Markov-Enforced Discrete Diffusion Model for Digital Semantic Symbol Error Correction

TL;DR

This paper introduces SSCDM, a novel Markov-enforced discrete diffusion model that improves semantic symbol error correction in noisy channels by integrating continuous-time Markov chain solutions and topology-preserving codebook learning.

Contribution

The paper proposes a new diffusion model for digital semantic symbols that incorporates Markov chain theory and a topology-preserving codebook to enhance robustness in noisy transmission.

Findings

Significantly improves image reconstruction quality under low SNR.

Outperforms previous symbol-level denoising techniques.

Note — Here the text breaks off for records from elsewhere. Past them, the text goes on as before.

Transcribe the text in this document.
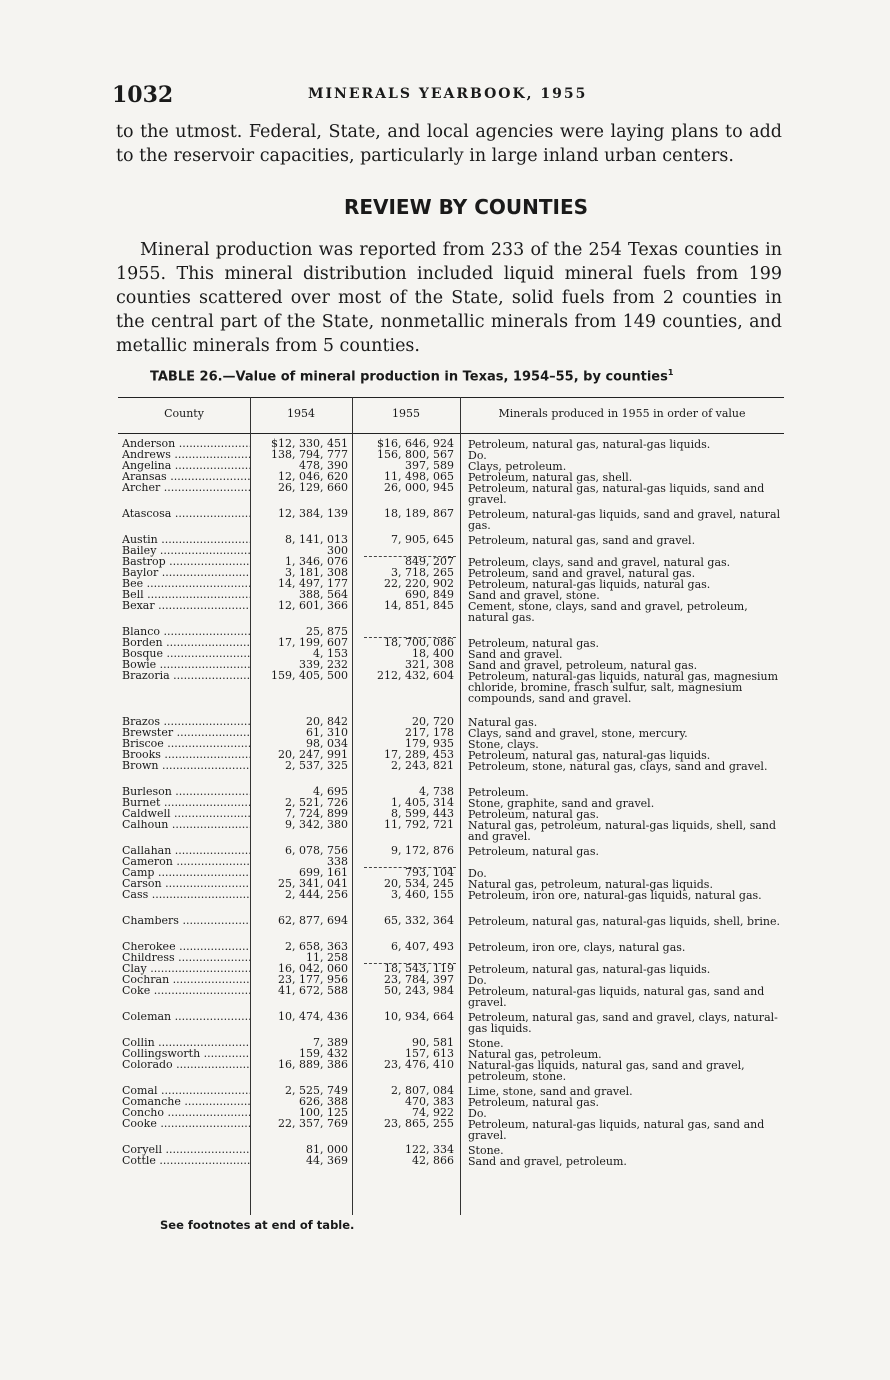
1032	MINERALS YEARBOOK, 1955
to the utmost. Federal, State, and local agencies were laying plans to add to the reservoir capacities, particularly in large inland urban centers.
REVIEW BY COUNTIES
Mineral production was reported from 233 of the 254 Texas counties in 1955. This mineral distribution included liquid mineral fuels from 199 counties scattered over most of the State, solid fuels from 2 counties in the central part of the State, nonmetallic minerals from 149 counties, and metallic minerals from 5 counties.
TABLE 26.—Value of mineral production in Texas, 1954–55, by counties$^1$
County	1954	1955	Minerals produced in 1955 in order of value
Anderson .....	$12, 330, 451	$16, 646, 924 Petroleum, natural gas, natural-gas liquids.
Andrews .....	138, 794, 777	156, 800, 567 Do.
Angelina .....	478, 390	397, 589 Clays, petroleum.
Aransas .....	12, 046, 620	11, 498, 065 Petroleum, natural gas, shell.
Archer .....	26, 129, 660	26, 000, 945 Petroleum, natural gas, natural-gas liquids, sand and gravel.
Atascosa .....	12, 384, 139	18, 189, 867 Petroleum, natural-gas liquids, sand and gravel, natural gas.
Austin .....	8, 141, 013	7, 905, 645 Petroleum, natural gas, sand and gravel.
Bailey .....	300
Bastrop .....	1, 346, 076	849, 207 Petroleum, clays, sand and gravel, natural gas.
Baylor .....	3, 181, 308	3, 718, 265 Petroleum, sand and gravel, natural gas.
Bee .....	14, 497, 177	22, 220, 902 Petroleum, natural-gas liquids, natural gas.
Bell .....	388, 564	690, 849 Sand and gravel, stone.
Bexar .....	12, 601, 366	14, 851, 845 Cement, stone, clays, sand and gravel, petroleum, natural gas.
Blanco .....	25, 875
Borden .....	17, 199, 607	18, 700, 086 Petroleum, natural gas.
Bosque .....	4, 153	18, 400 Sand and gravel.
Bowie .....	339, 232	321, 308 Sand and gravel, petroleum, natural gas.
Brazoria .....	159, 405, 500	212, 432, 604 Petroleum, natural-gas liquids, natural gas, magnesium chloride, bromine, frasch sulfur, salt, magnesium compounds, sand and gravel.
Brazos .....	20, 842	20, 720 Natural gas.
Brewster .....	61, 310	217, 178 Clays, sand and gravel, stone, mercury.
Briscoe .....	98, 034	179, 935 Stone, clays.
Brooks .....	20, 247, 991	17, 289, 453 Petroleum, natural gas, natural-gas liquids.
Brown .....	2, 537, 325	2, 243, 821 Petroleum, stone, natural gas, clays, sand and gravel.
Burleson .....	4, 695	4, 738 Petroleum.
Burnet .....	2, 521, 726	1, 405, 314 Stone, graphite, sand and gravel.
Caldwell .....	7, 724, 899	8, 599, 443 Petroleum, natural gas.
Calhoun .....	9, 342, 380	11, 792, 721 Natural gas, petroleum, natural-gas liquids, shell, sand and gravel.
Callahan .....	6, 078, 756	9, 172, 876 Petroleum, natural gas.
Cameron .....	338
Camp .....	699, 161	793, 104 Do.
Carson .....	25, 341, 041	20, 534, 245 Natural gas, petroleum, natural-gas liquids.
Cass .....	2, 444, 256	3, 460, 155 Petroleum, iron ore, natural-gas liquids, natural gas.
Chambers .....	62, 877, 694	65, 332, 364 Petroleum, natural gas, natural-gas liquids, shell, brine.
Cherokee .....	2, 658, 363	6, 407, 493 Petroleum, iron ore, clays, natural gas.
Childress .....	11, 258
Clay .....	16, 042, 060	18, 543, 119 Petroleum, natural gas, natural-gas liquids.
Cochran .....	23, 177, 956	23, 784, 397 Do.
Coke .....	41, 672, 588	50, 243, 984 Petroleum, natural-gas liquids, natural gas, sand and gravel.
Coleman .....	10, 474, 436	10, 934, 664 Petroleum, natural gas, sand and gravel, clays, natural-gas liquids.
Collin .....	7, 389	90, 581 Stone.
Collingsworth .....	159, 432	157, 613 Natural gas, petroleum.
Colorado .....	16, 889, 386	23, 476, 410 Natural-gas liquids, natural gas, sand and gravel, petroleum, stone.
Comal .....	2, 525, 749	2, 807, 084 Lime, stone, sand and gravel.
Comanche .....	626, 388	470, 383 Petroleum, natural gas.
Concho .....	100, 125	74, 922 Do.
Cooke .....	22, 357, 769	23, 865, 255 Petroleum, natural-gas liquids, natural gas, sand and gravel.
Coryell .....	81, 000	122, 334 Stone.
Cottle .....	44, 369	42, 866 Sand and gravel, petroleum.
See footnotes at end of table.
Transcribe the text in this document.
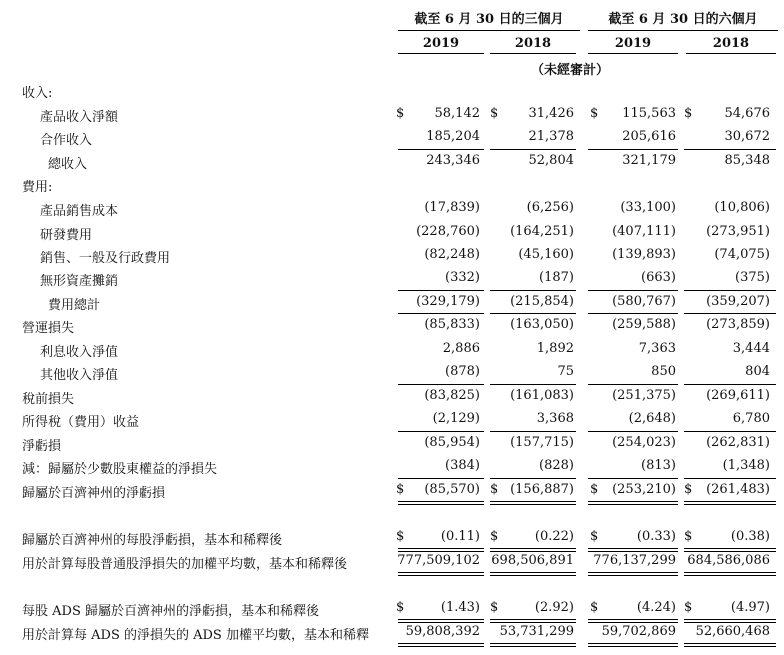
截至 6 月 30 日的三個月	截至 6 月 30 日的六個月
2019	2018	2019	2018
（未經審計）
收入:
產品收入淨額	$ 58,142 $ 31,426 $ 115,563 $ 54,676
合作收入	185,204	21,378	205,616	30,672
總收入	243,346	52,804	321,179	85,348
費用:
產品銷售成本	(17,839)	(6,256)	(33,100)	(10,806)
研發費用	(228,760) (164,251)	(407,111) (273,951)
銷售、一般及行政費用	(82,248)	(45,160)	(139,893)	(74,075)
無形資產攤銷	(332)	(187)	(663)	(375)
費用總計	(329,179) (215,854)	(580,767) (359,207)
營運損失	(85,833) (163,050)	(259,588) (273,859)
利息收入淨值	2,886	1,892	7,363	3,444
其他收入淨值	(878)	75	850	804
稅前損失	(83,825) (161,083)	(251,375) (269,611)
所得稅（費用）收益	(2,129)	3,368	(2,648)	6,780
淨虧損	(85,954) (157,715)	(254,023) (262,831)
減：歸屬於少數股東權益的淨損失	(384)	(828)	(813)	(1,348)
歸屬於百濟神州的淨虧損	$ (85,570) $ (156,887) $ (253,210) $ (261,483)
歸屬於百濟神州的每股淨虧損，基本和稀釋後	$	(0.11) $	(0.22) $	(0.33) $	(0.38)
用於計算每股普通股淨損失的加權平均數，基本和稀釋後	777,509,102 698,506,891 776,137,299 684,586,086
每股 ADS 歸屬於百濟神州的淨虧損，基本和稀釋後	$	(1.43) $	(2.92) $	(4.24) $	(4.97)
用於計算每 ADS 的淨損失的 ADS 加權平均數，基本和稀釋	59,808,392 53,731,299 59,702,869 52,660,468
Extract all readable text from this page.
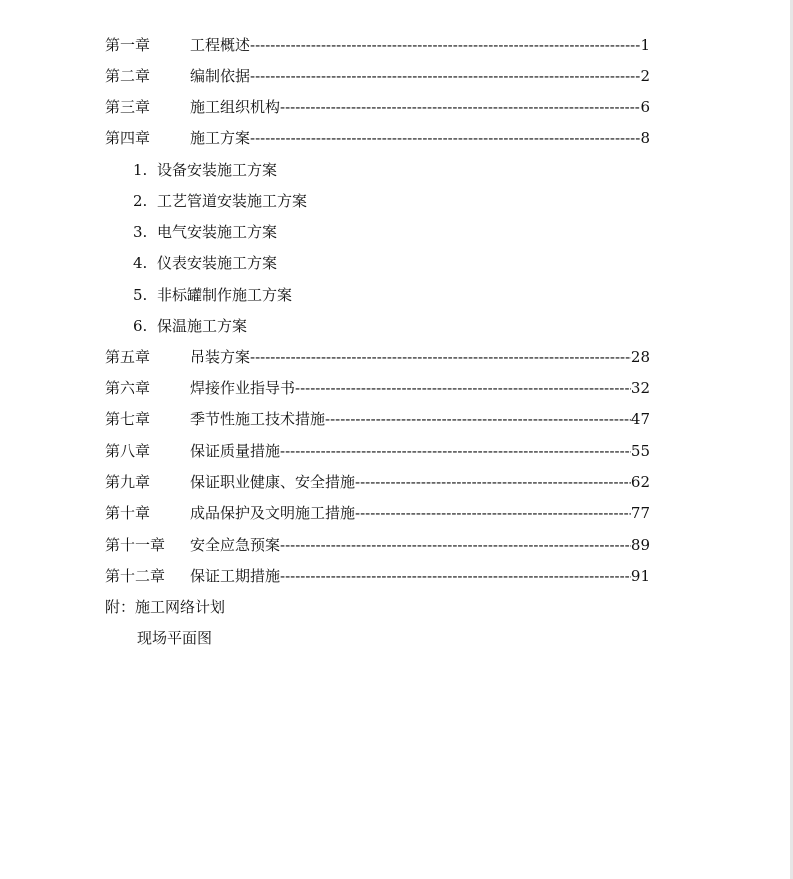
第一章	工程概述 -----	1
第二章	编制依据 -----	2
第三章	施工组织机构 -----	6
第四章	施工方案 -----	8
1. 设备安装施工方案
2. 工艺管道安装施工方案
3. 电气安装施工方案
4. 仪表安装施工方案
5. 非标罐制作施工方案
6. 保温施工方案
第五章	吊装方案 -----	28
第六章	焊接作业指导书 -----	32
第七章	季节性施工技术措施 -----	47
第八章	保证质量措施 -----	55
第九章	保证职业健康、安全措施 -----	62
第十章	成品保护及文明施工措施 -----	77
第十一章	安全应急预案 -----	89
第十二章	保证工期措施 -----	91
附：施工网络计划
现场平面图
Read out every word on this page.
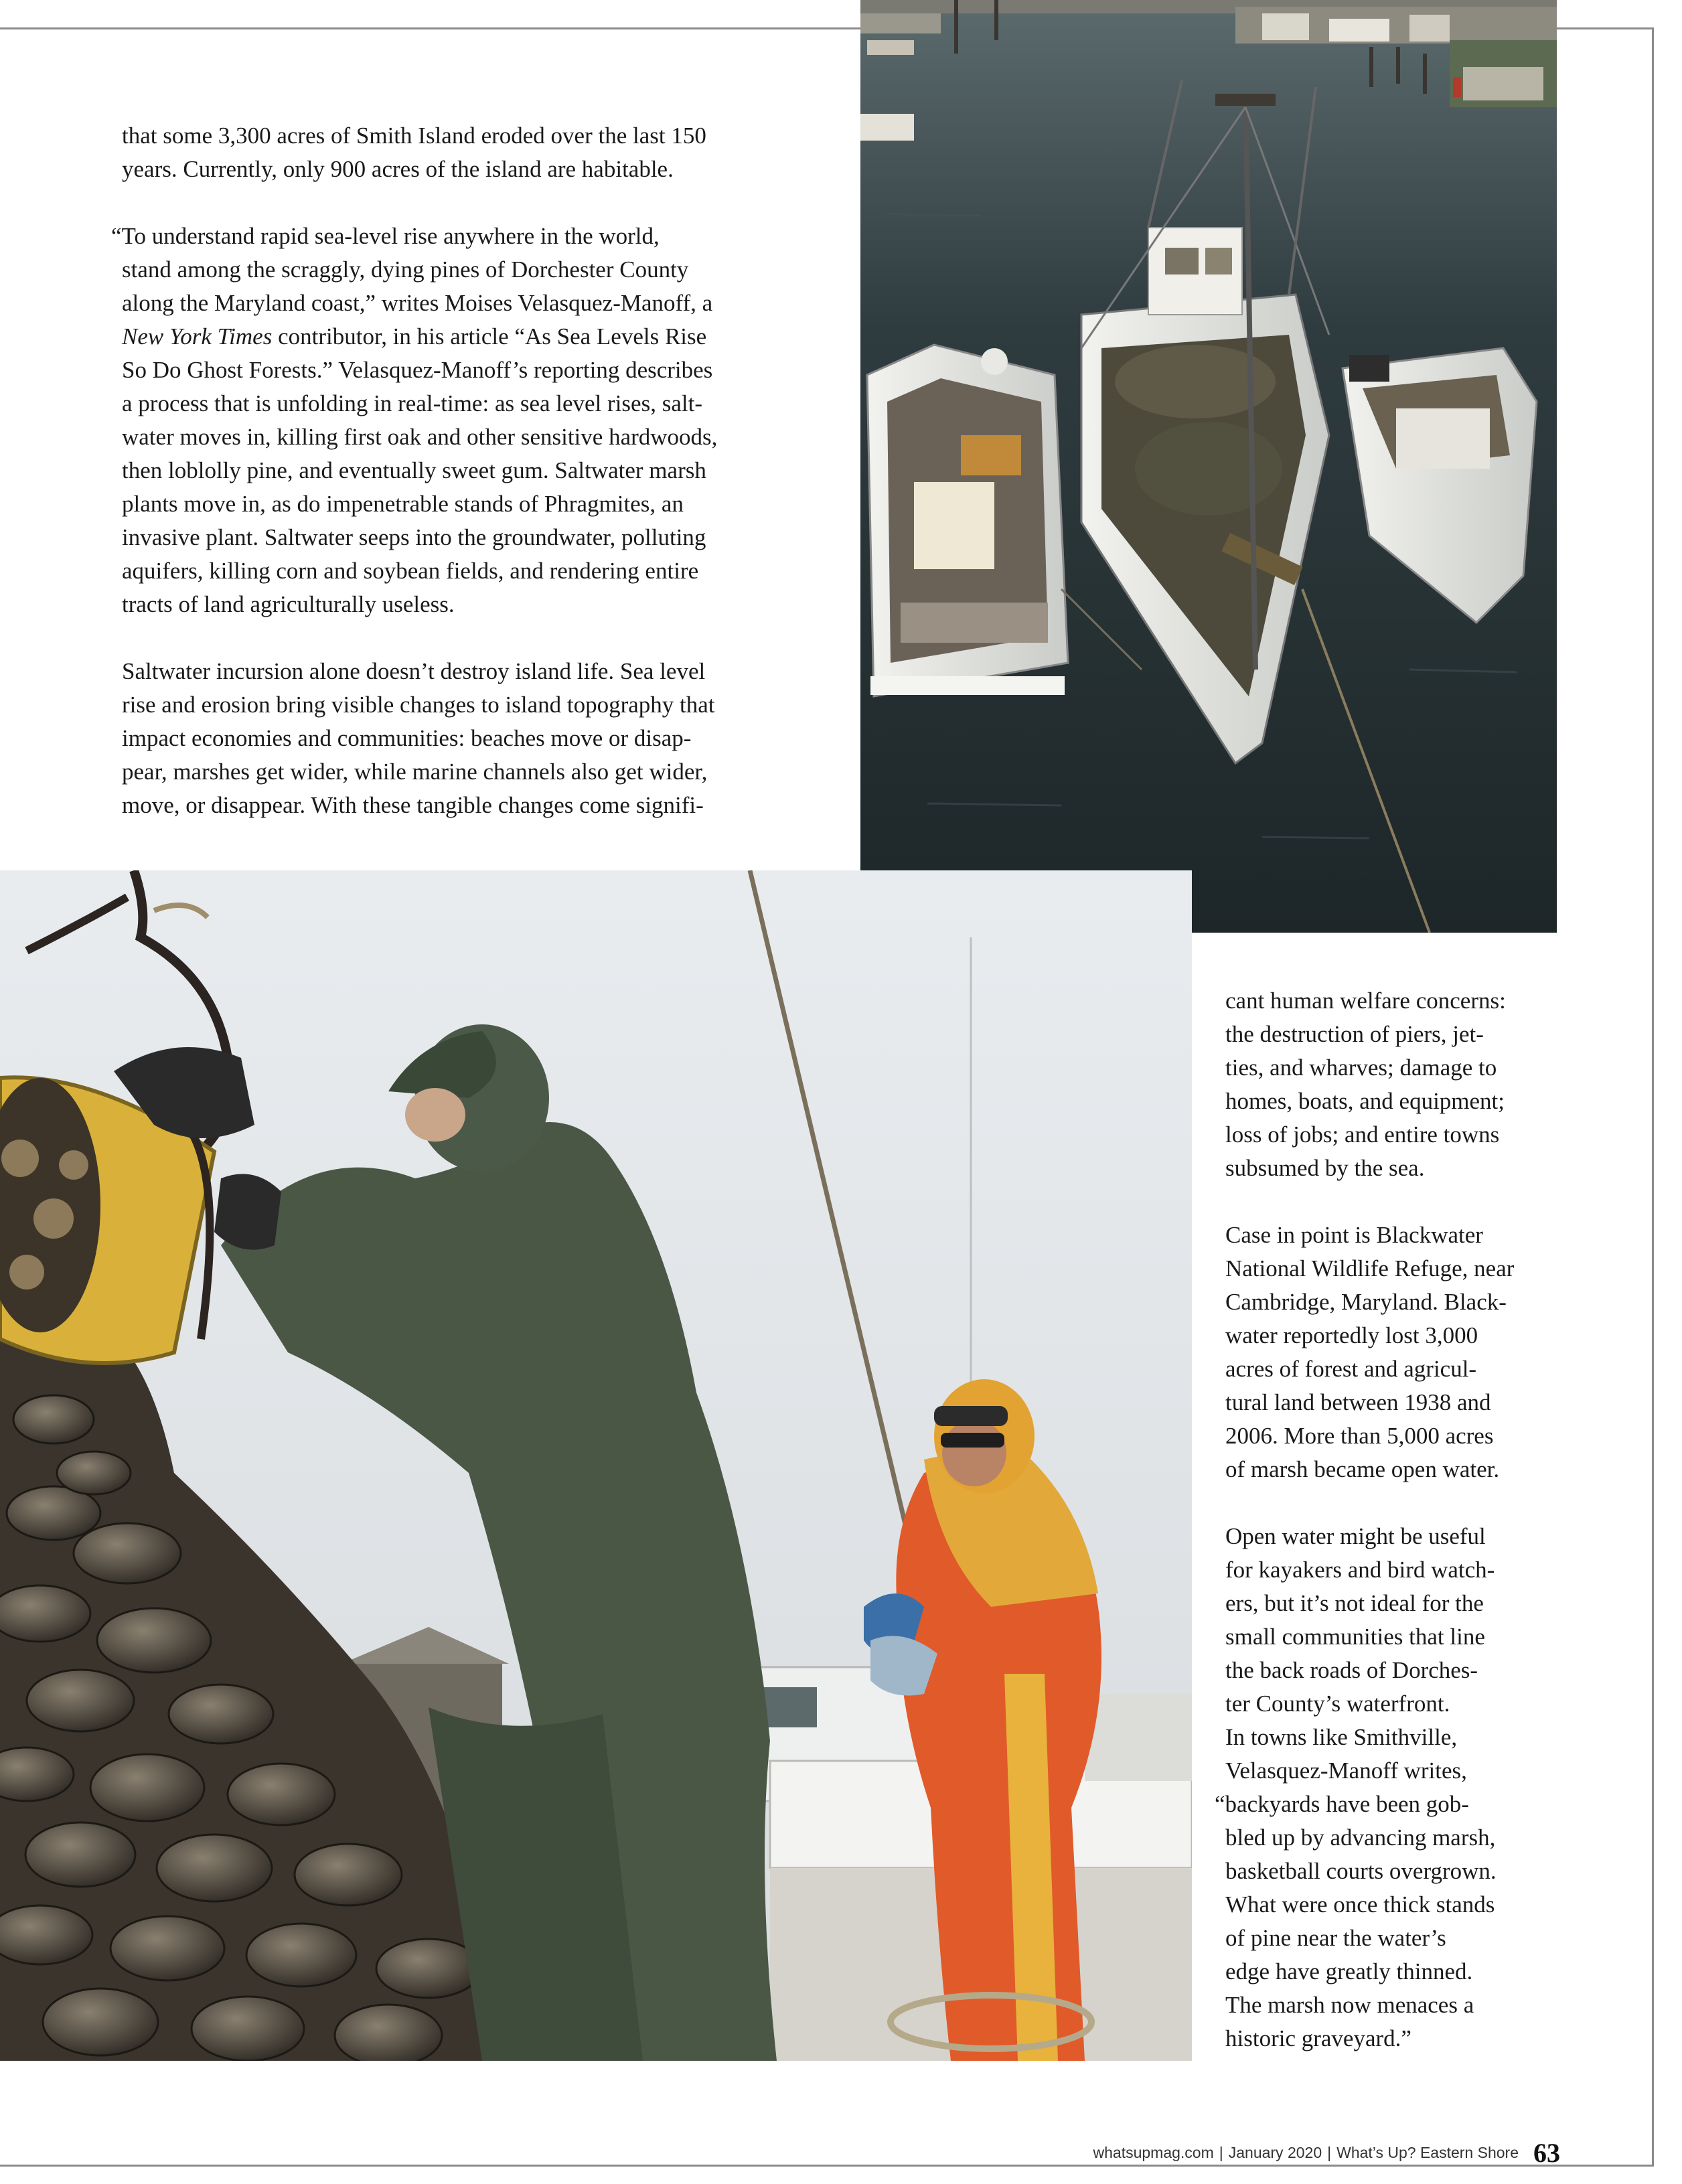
that some 3,300 acres of Smith Island eroded over the last 150
years. Currently, only 900 acres of the island are habitable.

“To understand rapid sea-level rise anywhere in the world,
stand among the scraggly, dying pines of Dorchester County
along the Maryland coast,” writes Moises Velasquez-Manoff, a
New York Times contributor, in his article “As Sea Levels Rise
So Do Ghost Forests.” Velasquez-Manoff’s reporting describes
a process that is unfolding in real-time: as sea level rises, salt-
water moves in, killing first oak and other sensitive hardwoods,
then loblolly pine, and eventually sweet gum. Saltwater marsh
plants move in, as do impenetrable stands of Phragmites, an
invasive plant. Saltwater seeps into the groundwater, polluting
aquifers, killing corn and soybean fields, and rendering entire
tracts of land agriculturally useless.

Saltwater incursion alone doesn’t destroy island life. Sea level
rise and erosion bring visible changes to island topography that
impact economies and communities: beaches move or disap-
pear, marshes get wider, while marine channels also get wider,
move, or disappear. With these tangible changes come signifi-

cant human welfare concerns:
the destruction of piers, jet-
ties, and wharves; damage to
homes, boats, and equipment;
loss of jobs; and entire towns
subsumed by the sea.

Case in point is Blackwater
National Wildlife Refuge, near
Cambridge, Maryland. Black-
water reportedly lost 3,000
acres of forest and agricul-
tural land between 1938 and
2006. More than 5,000 acres
of marsh became open water.

Open water might be useful
for kayakers and bird watch-
ers, but it’s not ideal for the
small communities that line
the back roads of Dorches-
ter County’s waterfront.
In towns like Smithville,
Velasquez-Manoff writes,
“backyards have been gob-
bled up by advancing marsh,
basketball courts overgrown.
What were once thick stands
of pine near the water’s
edge have greatly thinned.
The marsh now menaces a
historic graveyard.”

whatsupmag.com | January 2020 | What’s Up? Eastern Shore 63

Effective across different datasets.

Abstract

Diffusion models (DMs) have achieved remarkable success across various domains owing to their strong generative and denoising capabilities. Meanwhile, semantic communication based on neural joint source-channel coding (JSCC) has emerged as a promising paradigm for robust and efficient image transmission. However, severe channel noise can still distort the transmitted semantic symbols, resulting in significant performance degradation. Applying DMs to digital semantic symbols, particularly in vector quantization (VQ)-based systems, is fundamentally challenging because the Markov assumption does not hold for the symbol transition dynamics. To address this issue, we introduce SSCDM, a semantic symbol correcting diffusion model whose discrete-time transition dynamics are constructed using solutions from continuous-time Markov chain theory. Furthermore, to promote synergy between DMs and JSCC, our DM structure embeds discrete symbols into a latent feature space using a learned VQ codebook, and a self-organizing map-based loss is incorporated during codebook learning to enhance the geometric vicinity between neighboring digital symbols, thereby promoting topology-preserving semantic representations. Experimental results show that the proposed method significantly improves image reconstruction quality and outperforms previous symbol-level denoising techniques under low signal-to-noise ratio scenarios and different datasets.